Principe. Aux terme de l’article 47 de la CDFUE, toute personne dont les droits et libertés garantis par le droit de l'Union ont été violés, a droit à un recours effectif devant un tribunal dans le respect des conditions prévues au présent article. Toute personne a droit à ce que sa cause soit entendue équitablement, publiquement et dans un délai raisonnable par un tribunal indépendant et impartial, établi préalablement par la loi. Toute personne a la possibilité de se faire conseiller, défendre et représenter. Une aide juridictionnelle est accordée à ceux qui ne disposent pas de ressources suffisantes, dans la mesure où cette aide serait nécessaire pour assurer l'effectivité de l'accès à la justice.
Jurisprudence européenne. S'agissant du respect des droits de la défense invoqués dans un litige fiscal portant sur une fraude à la taxe sur la valeur ajoutée, la CJUE a jugé, dans un arrêt du 16 octobre 2019 (CJUE, 16 octobre 2019, aff. C-189/18, Glencore Agriculture Hungary N° Lexbase : A0837ZRG), que ce principe a pour corollaire le droit d'accès au dossier au cours de la procédure administrative et qu'une violation du droit d'accès au dossier commise lors de la procédure administrative n'est pas, en principe, régularisée du simple fait que l'accès au dossier a été rendu possible au cours de la procédure juridictionnelle concernant un éventuel recours visant à l'annulation de la décision contestée.
Ainsi, le respect des droits de la défense n'impose pas à l'administration fiscale une obligation générale de fournir un accès intégral au dossier dont elle dispose, mais exige que l'assujetti ait la possibilité de se voir communiquer, à sa demande, les informations et les documents se trouvant dans le dossier administratif et pris en considération par cette administration en vue d'adopter sa décision, lesquels incluent en principe l'ensemble des éléments du dossier sur lesquels l'administration fiscale entend fonder sa décision mais aussi ceux qui peuvent être utiles à l'exercice des droits de la défense.
Législation française. L'administration est tenue d'informer le contribuable de la teneur et de l'origine des renseignements et documents obtenus de tiers sur lesquels elle s'est fondée pour établir l'imposition faisant l'objet de la proposition prévue à l'article L. 57 du Livre des procédures fiscales (N° Lexbase : L0638IH4) ou de la notification prévue à l'article L. 76 du même Livre (N° Lexbase : L3318LCU). Elle communique, avant la mise en recouvrement, une copie des documents susmentionnés au contribuable qui en fait la demande.
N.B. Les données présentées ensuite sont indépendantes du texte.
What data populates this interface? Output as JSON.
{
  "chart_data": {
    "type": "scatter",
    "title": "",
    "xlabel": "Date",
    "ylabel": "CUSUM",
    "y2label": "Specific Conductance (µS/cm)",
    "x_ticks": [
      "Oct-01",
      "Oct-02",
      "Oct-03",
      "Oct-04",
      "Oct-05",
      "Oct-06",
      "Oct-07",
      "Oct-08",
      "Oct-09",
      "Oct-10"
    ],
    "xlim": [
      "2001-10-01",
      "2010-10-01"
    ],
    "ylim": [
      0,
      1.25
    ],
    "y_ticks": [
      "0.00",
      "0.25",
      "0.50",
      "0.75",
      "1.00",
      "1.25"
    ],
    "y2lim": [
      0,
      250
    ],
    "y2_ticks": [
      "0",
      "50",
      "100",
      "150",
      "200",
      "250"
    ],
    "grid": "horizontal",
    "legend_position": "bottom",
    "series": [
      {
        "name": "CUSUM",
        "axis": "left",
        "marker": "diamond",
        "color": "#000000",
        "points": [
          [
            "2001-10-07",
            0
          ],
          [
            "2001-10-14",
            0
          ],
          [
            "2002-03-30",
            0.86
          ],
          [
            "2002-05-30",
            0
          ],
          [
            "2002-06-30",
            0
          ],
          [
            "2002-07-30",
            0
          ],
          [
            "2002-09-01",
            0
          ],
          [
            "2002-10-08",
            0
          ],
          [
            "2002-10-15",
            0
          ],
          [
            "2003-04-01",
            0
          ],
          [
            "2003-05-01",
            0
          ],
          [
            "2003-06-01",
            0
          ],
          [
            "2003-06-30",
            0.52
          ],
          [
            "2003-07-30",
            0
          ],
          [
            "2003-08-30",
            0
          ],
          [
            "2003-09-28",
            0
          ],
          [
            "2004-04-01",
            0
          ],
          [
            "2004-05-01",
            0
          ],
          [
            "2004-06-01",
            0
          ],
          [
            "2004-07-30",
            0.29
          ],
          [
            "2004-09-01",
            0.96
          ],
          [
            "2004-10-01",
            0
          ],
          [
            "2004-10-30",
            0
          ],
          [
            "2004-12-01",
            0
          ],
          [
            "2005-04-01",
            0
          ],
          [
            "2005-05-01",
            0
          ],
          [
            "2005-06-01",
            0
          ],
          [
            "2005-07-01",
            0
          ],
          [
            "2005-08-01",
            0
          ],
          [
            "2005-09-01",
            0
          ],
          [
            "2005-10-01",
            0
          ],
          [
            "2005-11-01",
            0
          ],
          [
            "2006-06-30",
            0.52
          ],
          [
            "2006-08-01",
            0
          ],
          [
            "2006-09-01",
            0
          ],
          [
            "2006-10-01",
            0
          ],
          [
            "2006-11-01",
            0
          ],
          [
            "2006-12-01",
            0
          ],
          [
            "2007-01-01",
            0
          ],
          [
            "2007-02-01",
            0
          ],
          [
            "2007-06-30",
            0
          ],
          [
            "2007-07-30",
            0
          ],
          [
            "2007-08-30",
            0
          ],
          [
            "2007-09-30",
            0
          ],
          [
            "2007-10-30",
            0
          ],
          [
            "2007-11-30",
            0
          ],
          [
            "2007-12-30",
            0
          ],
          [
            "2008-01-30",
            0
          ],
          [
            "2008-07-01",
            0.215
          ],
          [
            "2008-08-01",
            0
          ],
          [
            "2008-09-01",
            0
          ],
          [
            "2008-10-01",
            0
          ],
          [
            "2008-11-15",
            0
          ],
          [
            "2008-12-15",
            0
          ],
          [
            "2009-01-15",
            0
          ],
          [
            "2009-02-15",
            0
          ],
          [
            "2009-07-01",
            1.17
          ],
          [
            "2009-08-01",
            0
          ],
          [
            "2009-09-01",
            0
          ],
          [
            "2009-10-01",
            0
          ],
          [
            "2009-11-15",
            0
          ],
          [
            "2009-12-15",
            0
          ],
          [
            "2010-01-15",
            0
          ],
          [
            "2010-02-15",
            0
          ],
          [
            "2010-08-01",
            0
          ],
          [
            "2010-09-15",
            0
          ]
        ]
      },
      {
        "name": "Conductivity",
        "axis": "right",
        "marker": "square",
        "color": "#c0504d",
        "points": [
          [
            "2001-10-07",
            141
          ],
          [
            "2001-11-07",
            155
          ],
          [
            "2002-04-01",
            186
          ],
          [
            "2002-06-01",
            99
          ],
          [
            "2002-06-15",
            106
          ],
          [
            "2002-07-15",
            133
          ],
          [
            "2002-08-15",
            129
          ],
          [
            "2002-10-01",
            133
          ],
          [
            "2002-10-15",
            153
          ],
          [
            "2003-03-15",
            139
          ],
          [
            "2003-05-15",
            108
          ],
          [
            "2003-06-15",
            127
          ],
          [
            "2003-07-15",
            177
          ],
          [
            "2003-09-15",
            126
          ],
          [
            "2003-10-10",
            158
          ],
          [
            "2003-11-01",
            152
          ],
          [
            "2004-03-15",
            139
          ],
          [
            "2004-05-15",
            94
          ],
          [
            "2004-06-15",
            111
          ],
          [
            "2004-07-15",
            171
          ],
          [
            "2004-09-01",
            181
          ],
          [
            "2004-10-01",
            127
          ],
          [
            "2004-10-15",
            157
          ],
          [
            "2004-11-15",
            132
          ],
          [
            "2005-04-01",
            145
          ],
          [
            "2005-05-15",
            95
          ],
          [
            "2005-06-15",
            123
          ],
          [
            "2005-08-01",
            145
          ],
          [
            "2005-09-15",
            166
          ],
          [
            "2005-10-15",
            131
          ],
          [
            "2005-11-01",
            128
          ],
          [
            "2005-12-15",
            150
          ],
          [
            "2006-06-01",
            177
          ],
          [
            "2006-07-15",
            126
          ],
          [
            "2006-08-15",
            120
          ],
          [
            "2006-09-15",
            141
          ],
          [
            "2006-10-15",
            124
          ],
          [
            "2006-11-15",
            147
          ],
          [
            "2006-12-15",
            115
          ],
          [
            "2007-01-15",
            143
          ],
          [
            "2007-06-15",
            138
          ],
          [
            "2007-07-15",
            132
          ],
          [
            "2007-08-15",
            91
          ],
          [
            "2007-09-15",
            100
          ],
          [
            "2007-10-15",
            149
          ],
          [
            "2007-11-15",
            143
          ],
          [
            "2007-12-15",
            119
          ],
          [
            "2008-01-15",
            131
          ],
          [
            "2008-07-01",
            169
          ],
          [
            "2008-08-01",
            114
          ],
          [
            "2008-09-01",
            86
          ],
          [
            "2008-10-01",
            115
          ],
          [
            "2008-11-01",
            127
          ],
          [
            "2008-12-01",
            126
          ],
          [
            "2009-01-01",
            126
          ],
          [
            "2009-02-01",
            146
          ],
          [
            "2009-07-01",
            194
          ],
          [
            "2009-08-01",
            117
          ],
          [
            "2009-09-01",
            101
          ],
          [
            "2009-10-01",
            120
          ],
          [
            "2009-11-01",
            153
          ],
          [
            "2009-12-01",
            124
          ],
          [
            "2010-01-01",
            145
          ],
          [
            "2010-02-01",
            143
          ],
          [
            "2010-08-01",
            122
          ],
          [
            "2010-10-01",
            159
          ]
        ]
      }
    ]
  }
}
Solution du Conseil d’État :
La SCI n'est donc pas fondée à soutenir que la procédure d'imposition serait entachée d'irrégularité au regard des dispositions de l'article 47 de la Charte des droits fondamentaux de l'Union européenne aux motifs qu'elle n'aurait pas eu accès, à ce stade, aux mêmes éléments que ceux pris en considération par l'administration fiscale et que celle-ci se serait abstenue de dresser une liste exhaustive des pièces consultées lors de l'exercice de son droit de communication auprès de l'autorité judiciaire.